Chaque semaine, retrouvez Sophie Lemaître, Docteure en droit, experte des questions de corruption et d’environnement, pour comprendre comment la corruption et les crimes liés à l’environnement mettent en danger notre planète.
En 2016, l’Union européenne a interdit la pêche au chalut en eau profonde au-delà de 800 mètres dans l'Atlantique Nord-Est. Dans quelle mesure cette interdiction est-elle respectée ?
Une étude publiée dans Science Advances en janvier suspecte plus de 400 cas de fraudes. Elle a été réalisée par la Deep Sea Conservation Coalition, le Marine Conservation Institute et BLOOM. Elle se base sur les données satellites des navires européens de plus de 15 mètres de long pour lesquels le système d'identification automatique, l’AIS, est obligatoire. Et qu’ont-t-ils découvert ? Que 125 bateaux ont pêché au-delà des 800 mètres de profondeur entre novembre 2021 et octobre 2023 pendant 19 200 heures. L’interdiction mise en place en 2016 n’est donc pas respectée.
Qu’est-ce que le chalutage en eau profonde et pourquoi est-il problématique ?
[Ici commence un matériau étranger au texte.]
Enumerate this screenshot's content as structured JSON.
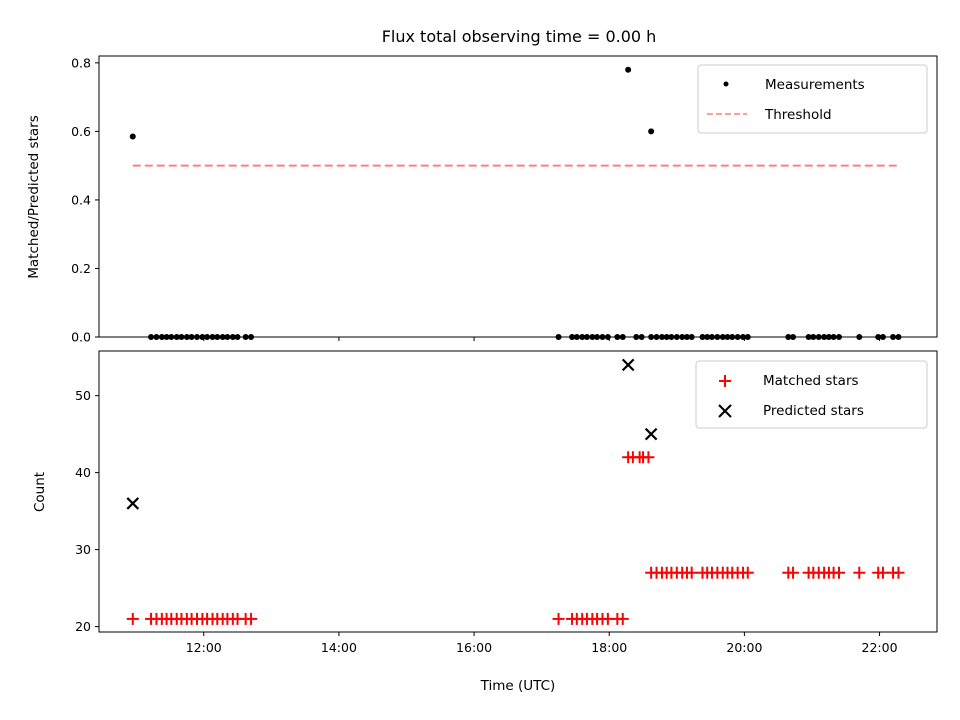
{
  "chart_data": [
    {
      "type": "scatter",
      "title": "Flux total observing time = 0.00 h",
      "xlabel": "",
      "ylabel": "Matched/Predicted stars",
      "xlim": [
        10.45,
        22.85
      ],
      "ylim": [
        0,
        0.82
      ],
      "yticks": [
        0.0,
        0.2,
        0.4,
        0.6,
        0.8
      ],
      "yticklabels": [
        "0.0",
        "0.2",
        "0.4",
        "0.6",
        "0.8"
      ],
      "legend": {
        "placement": "top-right",
        "entries": [
          "Measurements",
          "Threshold"
        ]
      },
      "colors": {
        "measurements": "#000000",
        "threshold": "#ff7f7f"
      },
      "series": [
        {
          "name": "Measurements",
          "marker": "dot",
          "points": [
            [
              10.95,
              0.585
            ],
            [
              11.22,
              0.0
            ],
            [
              11.3,
              0.0
            ],
            [
              11.38,
              0.0
            ],
            [
              11.45,
              0.0
            ],
            [
              11.52,
              0.0
            ],
            [
              11.6,
              0.0
            ],
            [
              11.67,
              0.0
            ],
            [
              11.75,
              0.0
            ],
            [
              11.82,
              0.0
            ],
            [
              11.9,
              0.0
            ],
            [
              11.98,
              0.0
            ],
            [
              12.05,
              0.0
            ],
            [
              12.13,
              0.0
            ],
            [
              12.2,
              0.0
            ],
            [
              12.28,
              0.0
            ],
            [
              12.35,
              0.0
            ],
            [
              12.43,
              0.0
            ],
            [
              12.5,
              0.0
            ],
            [
              12.62,
              0.0
            ],
            [
              12.7,
              0.0
            ],
            [
              17.25,
              0.0
            ],
            [
              17.45,
              0.0
            ],
            [
              17.52,
              0.0
            ],
            [
              17.6,
              0.0
            ],
            [
              17.67,
              0.0
            ],
            [
              17.75,
              0.0
            ],
            [
              17.82,
              0.0
            ],
            [
              17.9,
              0.0
            ],
            [
              17.98,
              0.0
            ],
            [
              18.12,
              0.0
            ],
            [
              18.2,
              0.0
            ],
            [
              18.28,
              0.78
            ],
            [
              18.62,
              0.6
            ],
            [
              18.4,
              0.0
            ],
            [
              18.48,
              0.0
            ],
            [
              18.62,
              0.0
            ],
            [
              18.7,
              0.0
            ],
            [
              18.78,
              0.0
            ],
            [
              18.85,
              0.0
            ],
            [
              18.92,
              0.0
            ],
            [
              19.0,
              0.0
            ],
            [
              19.08,
              0.0
            ],
            [
              19.15,
              0.0
            ],
            [
              19.22,
              0.0
            ],
            [
              19.38,
              0.0
            ],
            [
              19.45,
              0.0
            ],
            [
              19.52,
              0.0
            ],
            [
              19.6,
              0.0
            ],
            [
              19.68,
              0.0
            ],
            [
              19.75,
              0.0
            ],
            [
              19.82,
              0.0
            ],
            [
              19.9,
              0.0
            ],
            [
              19.98,
              0.0
            ],
            [
              20.05,
              0.0
            ],
            [
              20.65,
              0.0
            ],
            [
              20.72,
              0.0
            ],
            [
              20.95,
              0.0
            ],
            [
              21.02,
              0.0
            ],
            [
              21.1,
              0.0
            ],
            [
              21.18,
              0.0
            ],
            [
              21.25,
              0.0
            ],
            [
              21.32,
              0.0
            ],
            [
              21.4,
              0.0
            ],
            [
              21.7,
              0.0
            ],
            [
              21.98,
              0.0
            ],
            [
              22.05,
              0.0
            ],
            [
              22.2,
              0.0
            ],
            [
              22.28,
              0.0
            ]
          ]
        },
        {
          "name": "Threshold",
          "style": "dashed",
          "points": [
            [
              10.95,
              0.5
            ],
            [
              22.28,
              0.5
            ]
          ]
        }
      ]
    },
    {
      "type": "scatter",
      "title": "",
      "xlabel": "Time (UTC)",
      "ylabel": "Count",
      "xlim": [
        10.45,
        22.85
      ],
      "ylim": [
        19.3,
        55.8
      ],
      "xticks": [
        12,
        14,
        16,
        18,
        20,
        22
      ],
      "xticklabels": [
        "12:00",
        "14:00",
        "16:00",
        "18:00",
        "20:00",
        "22:00"
      ],
      "yticks": [
        20,
        30,
        40,
        50
      ],
      "yticklabels": [
        "20",
        "30",
        "40",
        "50"
      ],
      "legend": {
        "placement": "top-right",
        "entries": [
          "Matched stars",
          "Predicted stars"
        ]
      },
      "colors": {
        "matched": "#ff0000",
        "predicted": "#000000"
      },
      "series": [
        {
          "name": "Matched stars",
          "marker": "plus",
          "points": [
            [
              10.95,
              21
            ],
            [
              11.22,
              21
            ],
            [
              11.3,
              21
            ],
            [
              11.38,
              21
            ],
            [
              11.45,
              21
            ],
            [
              11.52,
              21
            ],
            [
              11.6,
              21
            ],
            [
              11.67,
              21
            ],
            [
              11.75,
              21
            ],
            [
              11.82,
              21
            ],
            [
              11.9,
              21
            ],
            [
              11.98,
              21
            ],
            [
              12.05,
              21
            ],
            [
              12.13,
              21
            ],
            [
              12.2,
              21
            ],
            [
              12.28,
              21
            ],
            [
              12.35,
              21
            ],
            [
              12.43,
              21
            ],
            [
              12.5,
              21
            ],
            [
              12.62,
              21
            ],
            [
              12.7,
              21
            ],
            [
              17.25,
              21
            ],
            [
              17.45,
              21
            ],
            [
              17.52,
              21
            ],
            [
              17.6,
              21
            ],
            [
              17.67,
              21
            ],
            [
              17.75,
              21
            ],
            [
              17.82,
              21
            ],
            [
              17.9,
              21
            ],
            [
              17.98,
              21
            ],
            [
              18.12,
              21
            ],
            [
              18.2,
              21
            ],
            [
              18.28,
              42
            ],
            [
              18.35,
              42
            ],
            [
              18.45,
              42
            ],
            [
              18.5,
              42
            ],
            [
              18.58,
              42
            ],
            [
              18.62,
              27
            ],
            [
              18.7,
              27
            ],
            [
              18.78,
              27
            ],
            [
              18.85,
              27
            ],
            [
              18.92,
              27
            ],
            [
              19.0,
              27
            ],
            [
              19.08,
              27
            ],
            [
              19.15,
              27
            ],
            [
              19.22,
              27
            ],
            [
              19.38,
              27
            ],
            [
              19.45,
              27
            ],
            [
              19.52,
              27
            ],
            [
              19.6,
              27
            ],
            [
              19.68,
              27
            ],
            [
              19.75,
              27
            ],
            [
              19.82,
              27
            ],
            [
              19.9,
              27
            ],
            [
              19.98,
              27
            ],
            [
              20.05,
              27
            ],
            [
              20.65,
              27
            ],
            [
              20.72,
              27
            ],
            [
              20.95,
              27
            ],
            [
              21.02,
              27
            ],
            [
              21.1,
              27
            ],
            [
              21.18,
              27
            ],
            [
              21.25,
              27
            ],
            [
              21.32,
              27
            ],
            [
              21.4,
              27
            ],
            [
              21.7,
              27
            ],
            [
              21.98,
              27
            ],
            [
              22.05,
              27
            ],
            [
              22.2,
              27
            ],
            [
              22.28,
              27
            ]
          ]
        },
        {
          "name": "Predicted stars",
          "marker": "x",
          "points": [
            [
              10.95,
              36
            ],
            [
              18.28,
              54
            ],
            [
              18.62,
              45
            ]
          ]
        }
      ]
    }
  ]
}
Avec le chalutage en eau profonde, les fonds marins sont ratissés avec d’énormes filets lestés sur de longues distances. C’est l’une des méthodes de pêche les plus destructrices au monde. Il n’y a aucune sélection, tout est raclé : les coraux, les éponges et l’ensemble des espèces qui se trouvent sur le passage des filets. Avec ce chalutage, c’est aussi le carbone stocké dans les sédiments qui est relâché. Et cela aggrave le changement climatique. On le voit bien l’impact pour les écosystèmes marins et la biodiversité est considérable. Et c’est pourquoi l’interdiction obtenue en 2016 était une victoire pour l’océan.
Ces trois organisations ont-elles fait d’autres constats ?
Oui, l’étude révèle aussi qu’il y a eu de l’activité dans des zones protégées qui sont interdites à la pêche entre 400 et 800 mètres de profondeur. Cette interdiction est en vigueur depuis 2022 pour protéger les écosystèmes marins vulnérables. Malgré cela, les auteurs ont identité 306 navires dans ces zones protégées entre 400 et 800 mètres qui ont réalisé 3 500 heures de pêche.
Ces bateaux viennent de quels pays ?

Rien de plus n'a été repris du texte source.